Now generally speaking the putting stroke should be one of the simplest mechanical movements we make in a game of golf. It's nothing like a full swing or even a chip or pitch shot. It's a very, very simple action. The club only moves a couple of inches backwards and forwards very few moving parts within the body. It should be the easiest thing to do. But as any golfer will tell you, it's possibly the hardest thing we do and certainly the most frustrating thing we do, and quite often is the difference between a good golfer and a higher handicap golfer.
So if the stroke is so simple, then why is putting so difficult? And more importantly how can we improve it? So one of the first things I'd like to think about when you've got a reasonable putting stroke is do a lot of drills, a lot of practice drills. So these drills might be the stuff that you can just do in the house. You don't even need to go to the golf club or the driving range to practice. But distance control drills, alignment drills, holding out drills, any of those sort of things you can practice on a regular basis should help ingrain the correct strokes that becomes more natural rather than having to think too much about it.
The next thing we're going to try and do is use good visual imagery, so good pictures of the brain. So I am aligning up to look at a put, we’re visualizing the ball going in. We’re visualizing the ball rolling along the right line, along the right distance, picturing how it curves, picturing the success of the ball going in. Then as we set up to the put, hopefully we can still have that visual imagery in our brain as we hit the put. Imagery and putting is probably as if not more important than anything else out on the golf course, certainly more important than visual imagery and all the shots because we've got this image of the ball going in. We’ve got a very black and white success or failure here. Either it goes in or it doesn't.
So if you can picture the ball going in, picture the ball curving into the hole that would be fantastic. The next thing we're going to have a look at with improving your putting is just going to be having to find your natural tempo, your natural rhythm, your natural cadence. We’ll often find that golfers are always told to slow down and swing easy. But that's not always the case if you're a person that has a very quick rhythm to your general life.

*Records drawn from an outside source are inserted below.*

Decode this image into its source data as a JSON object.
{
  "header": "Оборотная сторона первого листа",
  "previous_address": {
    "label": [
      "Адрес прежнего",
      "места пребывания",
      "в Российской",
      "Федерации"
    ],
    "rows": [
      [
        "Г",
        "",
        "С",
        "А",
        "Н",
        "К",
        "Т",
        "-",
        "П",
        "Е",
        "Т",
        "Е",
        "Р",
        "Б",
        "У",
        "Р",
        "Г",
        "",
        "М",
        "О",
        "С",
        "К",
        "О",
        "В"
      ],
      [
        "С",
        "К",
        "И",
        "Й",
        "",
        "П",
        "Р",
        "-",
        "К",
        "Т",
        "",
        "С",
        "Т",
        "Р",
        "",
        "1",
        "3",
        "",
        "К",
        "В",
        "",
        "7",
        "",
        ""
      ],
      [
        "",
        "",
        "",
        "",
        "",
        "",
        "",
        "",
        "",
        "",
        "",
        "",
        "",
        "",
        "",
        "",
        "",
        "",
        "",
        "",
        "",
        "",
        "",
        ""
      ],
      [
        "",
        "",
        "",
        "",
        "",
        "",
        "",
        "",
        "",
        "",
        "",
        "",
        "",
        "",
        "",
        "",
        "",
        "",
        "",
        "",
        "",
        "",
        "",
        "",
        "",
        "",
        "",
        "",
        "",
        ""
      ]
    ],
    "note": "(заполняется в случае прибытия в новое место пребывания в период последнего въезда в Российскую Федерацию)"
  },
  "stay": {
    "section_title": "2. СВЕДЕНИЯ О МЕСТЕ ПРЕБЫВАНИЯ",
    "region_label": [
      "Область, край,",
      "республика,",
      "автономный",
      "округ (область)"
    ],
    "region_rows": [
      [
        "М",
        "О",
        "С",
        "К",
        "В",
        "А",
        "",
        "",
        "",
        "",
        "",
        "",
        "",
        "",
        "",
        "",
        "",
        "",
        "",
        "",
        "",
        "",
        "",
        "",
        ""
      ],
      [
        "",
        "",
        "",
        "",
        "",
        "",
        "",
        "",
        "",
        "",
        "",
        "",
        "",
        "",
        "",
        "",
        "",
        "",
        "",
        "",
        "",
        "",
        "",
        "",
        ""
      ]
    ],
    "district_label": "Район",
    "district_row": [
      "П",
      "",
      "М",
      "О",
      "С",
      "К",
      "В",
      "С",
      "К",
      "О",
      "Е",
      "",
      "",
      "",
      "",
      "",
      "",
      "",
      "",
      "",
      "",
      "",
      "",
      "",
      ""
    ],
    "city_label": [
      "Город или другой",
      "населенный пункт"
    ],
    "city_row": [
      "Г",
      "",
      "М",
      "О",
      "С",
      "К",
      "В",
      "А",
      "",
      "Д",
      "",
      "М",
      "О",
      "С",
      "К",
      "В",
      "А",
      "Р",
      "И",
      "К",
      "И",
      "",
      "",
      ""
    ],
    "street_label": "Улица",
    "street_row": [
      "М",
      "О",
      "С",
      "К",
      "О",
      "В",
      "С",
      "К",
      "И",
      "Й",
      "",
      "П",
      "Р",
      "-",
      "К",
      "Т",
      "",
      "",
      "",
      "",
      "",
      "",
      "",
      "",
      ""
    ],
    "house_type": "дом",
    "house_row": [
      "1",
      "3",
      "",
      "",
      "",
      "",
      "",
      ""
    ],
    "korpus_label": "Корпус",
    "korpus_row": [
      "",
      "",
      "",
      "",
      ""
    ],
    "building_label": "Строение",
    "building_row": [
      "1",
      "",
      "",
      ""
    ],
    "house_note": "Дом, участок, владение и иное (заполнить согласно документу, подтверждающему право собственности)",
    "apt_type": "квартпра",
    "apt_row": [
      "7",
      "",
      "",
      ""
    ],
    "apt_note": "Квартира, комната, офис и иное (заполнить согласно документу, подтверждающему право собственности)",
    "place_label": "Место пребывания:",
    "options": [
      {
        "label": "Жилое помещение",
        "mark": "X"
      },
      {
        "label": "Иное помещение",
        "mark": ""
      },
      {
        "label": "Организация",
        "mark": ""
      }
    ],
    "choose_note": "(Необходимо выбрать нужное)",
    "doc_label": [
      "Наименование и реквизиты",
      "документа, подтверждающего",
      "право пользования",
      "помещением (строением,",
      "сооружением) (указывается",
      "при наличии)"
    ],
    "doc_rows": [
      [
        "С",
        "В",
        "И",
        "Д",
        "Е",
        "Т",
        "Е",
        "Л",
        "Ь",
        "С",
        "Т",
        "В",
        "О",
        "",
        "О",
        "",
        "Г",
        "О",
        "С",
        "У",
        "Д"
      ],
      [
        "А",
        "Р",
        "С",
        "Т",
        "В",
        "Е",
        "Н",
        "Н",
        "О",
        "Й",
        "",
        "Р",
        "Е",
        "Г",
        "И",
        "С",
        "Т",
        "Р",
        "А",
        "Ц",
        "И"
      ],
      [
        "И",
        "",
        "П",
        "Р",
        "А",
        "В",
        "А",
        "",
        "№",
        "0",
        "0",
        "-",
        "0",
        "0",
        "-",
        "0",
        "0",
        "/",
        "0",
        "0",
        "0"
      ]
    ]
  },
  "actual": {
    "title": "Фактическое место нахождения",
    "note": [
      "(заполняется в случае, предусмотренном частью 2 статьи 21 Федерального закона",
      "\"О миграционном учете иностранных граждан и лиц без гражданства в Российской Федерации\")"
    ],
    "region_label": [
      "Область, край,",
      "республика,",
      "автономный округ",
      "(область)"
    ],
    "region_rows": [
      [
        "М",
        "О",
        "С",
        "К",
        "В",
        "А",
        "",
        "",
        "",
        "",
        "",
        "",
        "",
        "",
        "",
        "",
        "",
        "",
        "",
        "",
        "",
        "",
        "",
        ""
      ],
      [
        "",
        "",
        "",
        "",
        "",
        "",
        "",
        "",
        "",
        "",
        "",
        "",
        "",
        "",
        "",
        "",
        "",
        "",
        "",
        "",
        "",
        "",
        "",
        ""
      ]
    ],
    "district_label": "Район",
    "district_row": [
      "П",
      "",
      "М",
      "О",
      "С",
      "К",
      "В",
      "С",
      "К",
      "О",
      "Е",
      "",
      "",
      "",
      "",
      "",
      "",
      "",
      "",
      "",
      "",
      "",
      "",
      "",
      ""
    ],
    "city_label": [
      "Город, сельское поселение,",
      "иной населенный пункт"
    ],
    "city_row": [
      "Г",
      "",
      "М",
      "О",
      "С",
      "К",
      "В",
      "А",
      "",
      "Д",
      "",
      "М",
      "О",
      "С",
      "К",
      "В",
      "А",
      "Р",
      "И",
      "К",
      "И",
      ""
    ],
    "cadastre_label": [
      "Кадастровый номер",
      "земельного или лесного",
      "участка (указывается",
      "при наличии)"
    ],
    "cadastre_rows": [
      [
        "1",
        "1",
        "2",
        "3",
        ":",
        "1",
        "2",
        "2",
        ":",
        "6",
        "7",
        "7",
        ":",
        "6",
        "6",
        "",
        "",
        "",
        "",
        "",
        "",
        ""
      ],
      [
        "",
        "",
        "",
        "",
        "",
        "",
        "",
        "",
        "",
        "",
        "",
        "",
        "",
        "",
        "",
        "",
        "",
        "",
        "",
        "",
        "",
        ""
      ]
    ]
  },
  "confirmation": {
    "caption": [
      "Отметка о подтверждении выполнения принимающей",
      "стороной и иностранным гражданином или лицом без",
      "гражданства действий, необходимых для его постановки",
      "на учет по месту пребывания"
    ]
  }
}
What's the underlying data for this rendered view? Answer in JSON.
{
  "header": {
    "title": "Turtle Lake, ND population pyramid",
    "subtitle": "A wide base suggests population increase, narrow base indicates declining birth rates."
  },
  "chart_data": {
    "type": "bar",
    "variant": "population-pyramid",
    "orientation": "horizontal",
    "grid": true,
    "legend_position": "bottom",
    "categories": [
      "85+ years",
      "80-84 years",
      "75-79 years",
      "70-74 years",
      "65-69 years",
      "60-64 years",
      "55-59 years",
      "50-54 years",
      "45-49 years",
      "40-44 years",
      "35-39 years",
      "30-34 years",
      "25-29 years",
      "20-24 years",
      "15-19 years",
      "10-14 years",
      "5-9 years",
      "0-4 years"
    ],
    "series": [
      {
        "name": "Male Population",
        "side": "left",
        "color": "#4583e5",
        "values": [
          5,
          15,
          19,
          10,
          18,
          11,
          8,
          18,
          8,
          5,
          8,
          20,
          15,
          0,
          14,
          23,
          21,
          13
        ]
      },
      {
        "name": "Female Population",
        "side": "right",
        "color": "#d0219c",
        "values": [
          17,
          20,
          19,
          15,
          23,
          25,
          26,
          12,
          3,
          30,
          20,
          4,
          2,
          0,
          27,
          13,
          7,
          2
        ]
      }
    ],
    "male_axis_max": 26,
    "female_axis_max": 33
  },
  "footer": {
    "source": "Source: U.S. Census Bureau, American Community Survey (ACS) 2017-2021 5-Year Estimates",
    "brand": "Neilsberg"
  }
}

If you talk fast, walk fast, if you get set up to the golf ball quickly and then try and slow down, that can sometimes upset your natural rhythm. So particularly in putting, the distance control is all about the rhythm back and through. And somebody like myself, I have quite a long slow rhythm. I don't hit the ball particularly with a short stubby stroke. It's quite a long, smooth stroke. That doesn't advocate hitting the ball any harder or any softer. It just means I've got a quite a slow rhythm.
For some people they might have a little bit of a jerky, stubby rhythm. Now it's not necessarily for me to say what's better or what's worse. It's what works for yourself. What I would suggest is you try all this out. So you spend a bit of time on the putting green trying long, smooth strokes. So not hitting the ball longer or shorter, maybe we’ve got a ten-foot putt. But we could hit a ten-foot putt with that stroke or we could do a ten foot putt with that stroke. Both balls would go the same distance.
One would be long and languid and slow. And one would be a little stubby jab to the whole. Practice, maybe have three or four parts with each different tempo with longer putt, shorter putt, different tempos. Work out what suits you and then stick to that. Don't be put off by that just because you read a magazine article that said do something differently or somebody on the TV said do something different. Stick to that natural rhythm. So improve your putting by improving your tempo, lots of practice drills and good mental imagery of the ball going into the hole. And hopefully that will improve your putting without necessarily changing your stroke mechanics.